Barry took great pride in his pipe, his most
valued possession. There was a story behind how it’d come into his
possession, a story he liked to tell if to a willing listener. Not
too many of those out here no more. Most people these days ignored
him, acting like he wasn’t even there. Like he was a non-person,
just because he was homeless.

The whole time he’d been settled here
tonight, he’d seen no one. Enough streetlamps were burnt out or
broken that most of the quad was lost to him, and he from it. A
solitary strip of concrete coursed under a lone streetlamp in the
near distance. Barry could see the path and anyone on it, but he
was sure no one could see him in his position. Once or twice he’d
heard some movement out there, teens up in the middle of the night,
maybe up to no good, maybe just being teenagers.

Whatever they were up to, they hadn’t come
into view.

Life on the streets could be hard, real hard,
especially with the colder weather coming in. Barry shrugged his
blanket further up onto his shoulders, his shopping cart parked
against the building next to him. The shelter system, man, the
shelter system was no picnic. More dangerous in there than out here
it was. Out here, the main things you had to worry about were the
young kids came by, thinking it was fun to mess with a bum.

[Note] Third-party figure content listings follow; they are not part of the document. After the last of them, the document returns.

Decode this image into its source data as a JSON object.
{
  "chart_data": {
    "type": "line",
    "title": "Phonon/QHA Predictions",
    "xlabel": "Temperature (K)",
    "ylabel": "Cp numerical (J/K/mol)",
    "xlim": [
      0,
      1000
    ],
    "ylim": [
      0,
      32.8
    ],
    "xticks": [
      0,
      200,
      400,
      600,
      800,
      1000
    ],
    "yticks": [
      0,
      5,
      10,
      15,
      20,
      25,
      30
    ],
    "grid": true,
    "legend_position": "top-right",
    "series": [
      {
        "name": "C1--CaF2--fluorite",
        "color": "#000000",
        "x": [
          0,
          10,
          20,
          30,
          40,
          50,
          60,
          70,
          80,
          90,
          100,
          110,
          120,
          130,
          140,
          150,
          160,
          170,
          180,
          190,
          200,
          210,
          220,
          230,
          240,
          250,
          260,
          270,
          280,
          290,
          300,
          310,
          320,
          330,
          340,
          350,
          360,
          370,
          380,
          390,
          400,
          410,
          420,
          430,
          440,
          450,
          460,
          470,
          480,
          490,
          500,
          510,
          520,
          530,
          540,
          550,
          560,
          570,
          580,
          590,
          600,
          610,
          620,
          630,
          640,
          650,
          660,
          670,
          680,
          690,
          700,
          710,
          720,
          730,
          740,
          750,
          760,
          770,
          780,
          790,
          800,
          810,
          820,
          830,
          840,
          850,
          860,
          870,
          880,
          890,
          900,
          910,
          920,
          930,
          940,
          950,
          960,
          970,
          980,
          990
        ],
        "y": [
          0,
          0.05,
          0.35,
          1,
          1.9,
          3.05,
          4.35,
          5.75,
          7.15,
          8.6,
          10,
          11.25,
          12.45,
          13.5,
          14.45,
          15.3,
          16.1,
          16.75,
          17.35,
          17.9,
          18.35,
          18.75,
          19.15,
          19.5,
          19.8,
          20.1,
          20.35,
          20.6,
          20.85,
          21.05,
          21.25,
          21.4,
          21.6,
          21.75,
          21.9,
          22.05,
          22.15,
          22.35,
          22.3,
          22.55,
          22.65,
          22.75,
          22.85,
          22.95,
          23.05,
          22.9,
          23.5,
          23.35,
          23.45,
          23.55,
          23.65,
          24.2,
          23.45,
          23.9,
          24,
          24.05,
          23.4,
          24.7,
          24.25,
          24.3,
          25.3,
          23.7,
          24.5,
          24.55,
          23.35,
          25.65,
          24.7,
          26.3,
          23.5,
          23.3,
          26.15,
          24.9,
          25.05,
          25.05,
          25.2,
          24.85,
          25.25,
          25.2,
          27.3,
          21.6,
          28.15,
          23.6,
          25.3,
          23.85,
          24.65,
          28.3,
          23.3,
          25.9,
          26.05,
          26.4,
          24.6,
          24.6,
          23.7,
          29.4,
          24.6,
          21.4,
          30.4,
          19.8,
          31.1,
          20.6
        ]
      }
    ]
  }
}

Or maybe Conyers’ men when the ugly got up in
them.

The fiends knew Barry, they knew he didn’t
have any money or nothing they could trade for their drugs. So they
left him alone, and he was glad. Talking to some of them cats was
too much like looking into a mirror at his old self. Barry felt
better off each night taking his chances out on the streets, right
here in the Quad. And if he kept close enough to the Moses, no
police were going to bother him either.

The last few nights had been festive enough,
non-stop partying when that singer came through. Even the Conyers’
boys had been on their best behavior. They’d been real busy the
last couple days around tower three. Barry figured something was
afoot, maybe another one of their big drug shipments. He didn’t
know. He didn’t want to know. Drugs were part of the tragedy that
had been Barry’s life. He’d been a bus driver for the city until
they caught him drinking one too many times while on the job, and
then he had no job. The union couldn’t do anything for him. And
Barry knew it wasn’t nobody’s fault but his own.

He’d kicked his habits—drinking was just one
of them—going on three years, didn’t even want to see the stuff no
more. Whatever the Conyers boys might or might not be bringing
through Moses in the next day or so, none of it concerned Barry.
Anyhow, curiosity could get a cat killed with these kinds of
people, so Barry minded his own business.